In diesem Zusammenhang steht auch das Präsenzzeigen, in der Innenstadt beim „Ballmann 7“ oder in Gaarden mit dem NPD-Propaganda-Stand vom 12.06.04.
Die Neonazis versuchen Fuß zu fassen an Orten, wo sie scheinbar gar keinen oder kaum Einfluss ausüben können, in Stadtteilen, in denen viele MigrantInnen und Linke wohnen, wie z.B. Gaarden. Dabei greifen sie gesellschaftliche Diskurse auf, und hetzen gegen „Multikulti“ und eine offene Gesellschaft und versuchen durch BürgerInnennähe ihr faschistisches Gedankengut zu etablieren. So ist ihr öffentliches Auftreten all zu oft nicht mehr gekennzeichnet durch Glatze und Stiefel, sondern durch ordentliches und gutbürgerliches Erscheinungsbild durch dass sie als Neonazis nicht mehr zu identifizieren sind. Schuldzuschiebungen für gesellschaftliche Probleme, gerade in Zeiten von Hartz 4 und Agenda 2010, werden von den Faschisten gegen AusländerInnen und andere Minderheiten gerichtet und treffen oft genug Anknüpfungspunkte und Ressentiments* der deutschen Gesellschaft. Dazu zählen auch wie zur neonazistischen Ideologie, Rassismus, Sexismus, Nationalismus und Antisemitismus. Diese Ideologie zielt in letzter Konsequenz auf ein neues Auschwitz ab.
So liegt es an jeder und jedem jeden Schritt in diese Richtung konsequent zu bekämpfen und den Nazis keinen Raum und keine Möglichkeit zu geben, sich zu organisieren, zu vernetzen und ihren Scheiß in die Öffentlichkeit zu tragen.
Dass die neonazistischen Vorfälle in Kiel nicht einmal in den öffentlichen Polizeiberichten und in den Medien auftauchen, was bundesweit keine Ausnahme ist, und sogar im Parlament von Brandenburg und Sachsen Faschisten sitzen, zeigt dass mensch sich bewusst sein muss, dass Vertrauen in Staat und System im Kampf gegen Faschismus ein Irrglaube ist.
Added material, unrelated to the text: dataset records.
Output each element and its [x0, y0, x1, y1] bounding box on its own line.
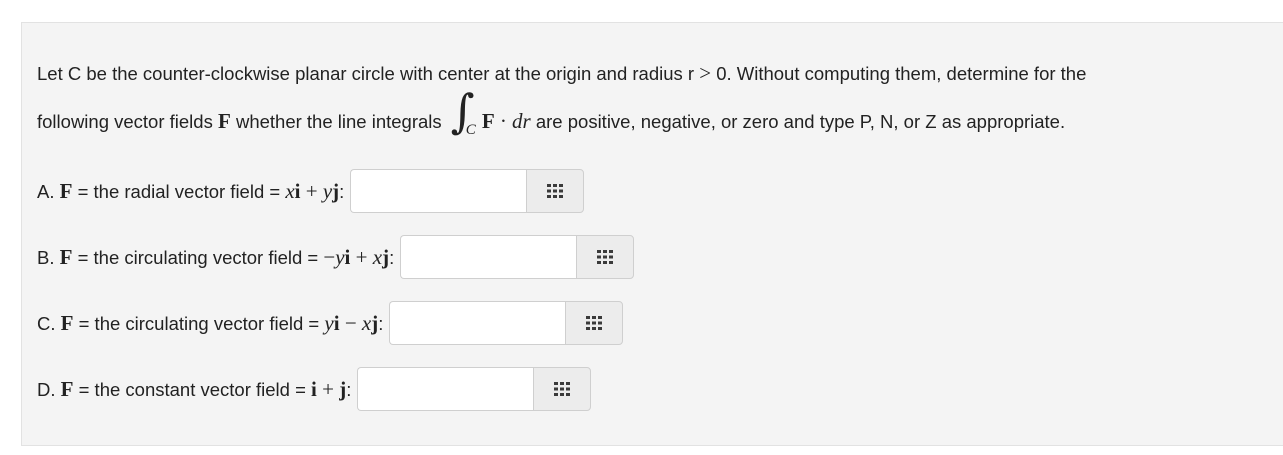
grid-icon	[554, 382, 571, 396]
statement-text-2: following vector fields	[37, 111, 213, 132]
integrand-field: F	[481, 109, 495, 133]
question-d-label: D. F = the constant vector field = i + j…	[37, 376, 352, 401]
matrix-button-c[interactable]	[565, 301, 624, 345]
question-d: D. F = the constant vector field = i + j…	[37, 367, 592, 411]
matrix-button-d[interactable]	[533, 367, 592, 411]
answer-input-c[interactable]	[389, 301, 566, 345]
question-b-label: B. F = the circulating vector field = −y…	[37, 244, 395, 269]
dot-operator: ·	[499, 109, 507, 133]
question-a-label: A. F = the radial vector field = xi + yj…	[37, 178, 345, 203]
statement-line-2: following vector fields F whether the li…	[37, 88, 1066, 138]
integral-subscript: C	[465, 122, 476, 138]
answer-group-a	[350, 169, 585, 213]
question-d-expression: i + j	[311, 376, 347, 401]
question-b-expression: −yi + xj	[323, 244, 390, 269]
question-a-expression: xi + yj	[285, 178, 340, 203]
problem-panel: Let C be the counter-clockwise planar ci…	[21, 22, 1283, 446]
answer-input-b[interactable]	[400, 235, 577, 279]
statement-line-1: Let C be the counter-clockwise planar ci…	[37, 61, 1086, 86]
matrix-button-a[interactable]	[526, 169, 585, 213]
answer-group-c	[389, 301, 624, 345]
answer-input-a[interactable]	[350, 169, 527, 213]
answer-input-d[interactable]	[357, 367, 534, 411]
question-c-label: C. F = the circulating vector field = yi…	[37, 310, 384, 335]
integrand-dr: dr	[512, 109, 531, 133]
grid-icon	[586, 316, 603, 330]
statement-text-3: whether the line integrals	[235, 111, 442, 132]
question-a: A. F = the radial vector field = xi + yj…	[37, 169, 585, 213]
question-c-expression: yi − xj	[324, 310, 379, 335]
answer-group-b	[400, 235, 635, 279]
statement-text-rest: 0. Without computing them, determine for…	[716, 63, 1087, 84]
grid-icon	[547, 184, 564, 198]
matrix-button-b[interactable]	[576, 235, 635, 279]
statement-text-4: are positive, negative, or zero and type…	[535, 111, 1066, 132]
question-c: C. F = the circulating vector field = yi…	[37, 301, 624, 345]
vector-field-symbol: F	[217, 109, 231, 133]
answer-group-d	[357, 367, 592, 411]
question-b: B. F = the circulating vector field = −y…	[37, 235, 635, 279]
line-integral-symbol: ∫ C	[447, 88, 477, 138]
greater-than-symbol: >	[699, 61, 712, 85]
statement-text: Let C be the counter-clockwise planar ci…	[37, 63, 695, 84]
grid-icon	[597, 250, 614, 264]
*Vorurteilhafte Schuldzuweisungen

Solidarisiert Euch und nehmt Teil an der antifaschistischen Demonstration zum Landgericht!
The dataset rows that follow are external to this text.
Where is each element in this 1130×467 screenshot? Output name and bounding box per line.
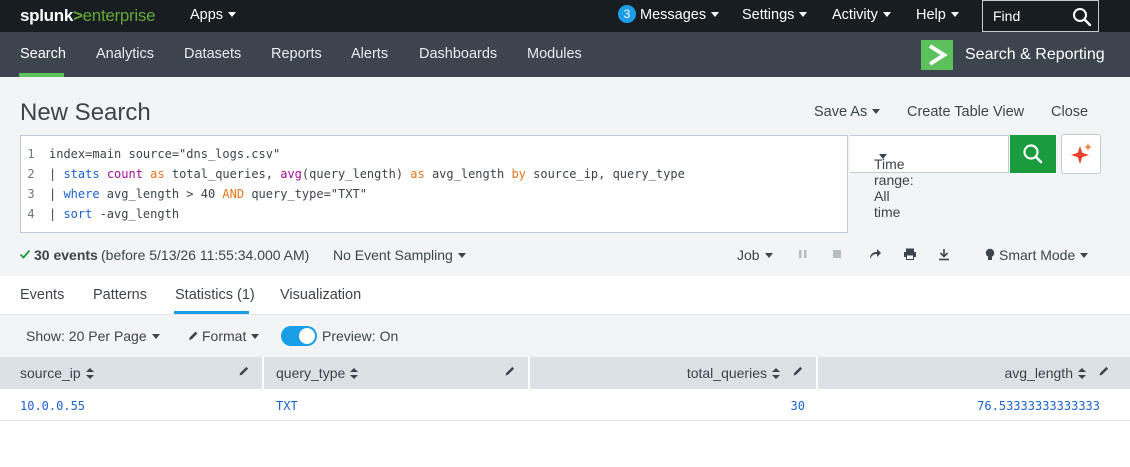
page-title: New Search [20, 99, 151, 126]
chevron-down-icon [872, 108, 881, 114]
nav-alerts[interactable]: Alerts [351, 46, 388, 62]
splunk-logo[interactable]: splunk>enterprise [20, 6, 156, 26]
app-logo-icon [921, 40, 953, 70]
messages-count-badge: 3 [618, 5, 636, 24]
nav-datasets[interactable]: Datasets [184, 46, 241, 62]
events-count: 30 events [34, 247, 98, 263]
chevron-down-icon [1080, 252, 1089, 258]
chevron-down-icon [711, 11, 720, 17]
chevron-down-icon [228, 11, 237, 17]
cell-source-ip[interactable]: 10.0.0.55 [20, 399, 85, 413]
sort-icon [350, 367, 359, 379]
print-icon[interactable] [903, 248, 917, 260]
nav-modules[interactable]: Modules [527, 46, 582, 62]
job-status-row: 30 events (before 5/13/26 11:55:34.000 A… [0, 244, 1130, 266]
nav-dashboards[interactable]: Dashboards [419, 46, 497, 62]
active-tab-indicator [174, 311, 249, 314]
tab-events[interactable]: Events [20, 287, 64, 303]
tab-statistics[interactable]: Statistics (1) [175, 287, 255, 303]
time-range-picker[interactable]: Time range: All time [850, 135, 1009, 220]
nav-analytics[interactable]: Analytics [96, 46, 154, 62]
cell-total-queries[interactable]: 30 [791, 399, 805, 413]
column-header-query-type[interactable]: query_type [264, 357, 530, 389]
column-header-source-ip[interactable]: source_ip [0, 357, 264, 389]
chevron-down-icon [950, 11, 959, 17]
column-header-total-queries[interactable]: total_queries [530, 357, 818, 389]
line-number: 1 [27, 147, 35, 161]
query-line-4: | sort -avg_length [49, 207, 180, 221]
settings-menu[interactable]: Settings [742, 7, 808, 23]
line-number: 3 [27, 187, 35, 201]
results-toolbar: Show: 20 Per Page Format Preview: On [0, 315, 1130, 357]
nav-reports[interactable]: Reports [271, 46, 322, 62]
chevron-down-icon [457, 252, 466, 258]
query-line-3: | where avg_length > 40 AND query_type="… [49, 187, 367, 201]
event-sampling-menu[interactable]: No Event Sampling [333, 247, 466, 263]
chevron-down-icon [799, 11, 808, 17]
share-icon[interactable] [868, 248, 882, 260]
sparkle-icon [1071, 143, 1092, 164]
messages-menu[interactable]: 3 Messages [618, 5, 720, 24]
events-detail: (before 5/13/26 11:55:34.000 AM) [101, 247, 310, 263]
run-search-button[interactable] [1010, 135, 1056, 173]
chevron-down-icon [251, 333, 260, 339]
pencil-icon[interactable] [238, 365, 250, 377]
results-table-header: source_ip query_type total_queries avg_l… [0, 357, 1130, 389]
close-button[interactable]: Close [1051, 104, 1088, 120]
preview-toggle[interactable] [281, 326, 317, 346]
query-line-1: index=main source="dns_logs.csv" [49, 147, 281, 161]
search-icon [1073, 8, 1092, 27]
apps-menu[interactable]: Apps [190, 7, 237, 23]
results-tabs: Events Patterns Statistics (1) Visualiza… [0, 276, 1130, 315]
job-menu[interactable]: Job [737, 247, 773, 263]
save-as-menu[interactable]: Save As [814, 104, 881, 120]
chevron-down-icon [882, 11, 891, 17]
ai-assistant-button[interactable] [1061, 134, 1101, 174]
global-nav-bar: splunk>enterprise Apps 3 Messages Setting… [0, 0, 1130, 32]
table-row: 10.0.0.55 TXT 30 76.53333333333333 [0, 389, 1130, 421]
line-number: 4 [27, 207, 35, 221]
nav-search[interactable]: Search [20, 46, 66, 62]
download-icon[interactable] [938, 248, 950, 261]
pencil-icon[interactable] [504, 365, 516, 377]
chevron-down-icon [151, 333, 160, 339]
query-line-2: | stats count as total_queries, avg(quer… [49, 167, 685, 181]
pencil-icon [189, 331, 198, 341]
pause-icon[interactable] [798, 248, 808, 260]
help-menu[interactable]: Help [916, 7, 959, 23]
format-menu[interactable]: Format [188, 328, 260, 344]
cell-query-type[interactable]: TXT [276, 399, 298, 413]
pencil-icon[interactable] [792, 365, 804, 377]
chevron-down-icon [764, 252, 773, 258]
search-mode-menu[interactable]: Smart Mode [985, 247, 1089, 263]
toggle-knob [299, 328, 315, 344]
create-table-view-button[interactable]: Create Table View [907, 104, 1024, 120]
sort-icon [85, 367, 94, 379]
activity-menu[interactable]: Activity [832, 7, 891, 23]
chevron-down-icon [879, 154, 887, 159]
pencil-icon[interactable] [1098, 365, 1110, 377]
checkmark-icon [19, 249, 31, 259]
search-icon [1023, 144, 1043, 164]
per-page-menu[interactable]: Show: 20 Per Page [26, 328, 160, 344]
cell-avg-length[interactable]: 76.53333333333333 [977, 399, 1100, 413]
lightbulb-icon [985, 248, 995, 260]
tab-visualization[interactable]: Visualization [280, 287, 361, 303]
app-title[interactable]: Search & Reporting [965, 46, 1105, 64]
column-header-avg-length[interactable]: avg_length [818, 357, 1130, 389]
tab-patterns[interactable]: Patterns [93, 287, 147, 303]
stop-icon[interactable] [832, 248, 842, 260]
preview-label: Preview: On [322, 328, 399, 344]
line-number: 2 [27, 167, 35, 181]
sort-icon [772, 367, 780, 379]
find-input[interactable]: Find [982, 0, 1099, 32]
search-query-editor[interactable]: 1 2 3 4 index=main source="dns_logs.csv"… [20, 135, 848, 233]
sort-icon [1078, 367, 1086, 379]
Mittwoch 02.11.05 Kiel, Alter Markt 9.30 Uhr

Kundgebung beim Neonazitreff „Ballmann 7“.

Danach Berufungsprozess im Landgericht 11:15 Uhr Raum 126.

Solidarität mit Julia aus Berlin, Christian aus Berlin, Marco, Daniel und Karsten aus Magdeburg
und allen anderen kriminalisierten und eingeknasteten AntifaschistInnen weltweit.

Antifaschistische Zusammenhänge aus Kiel.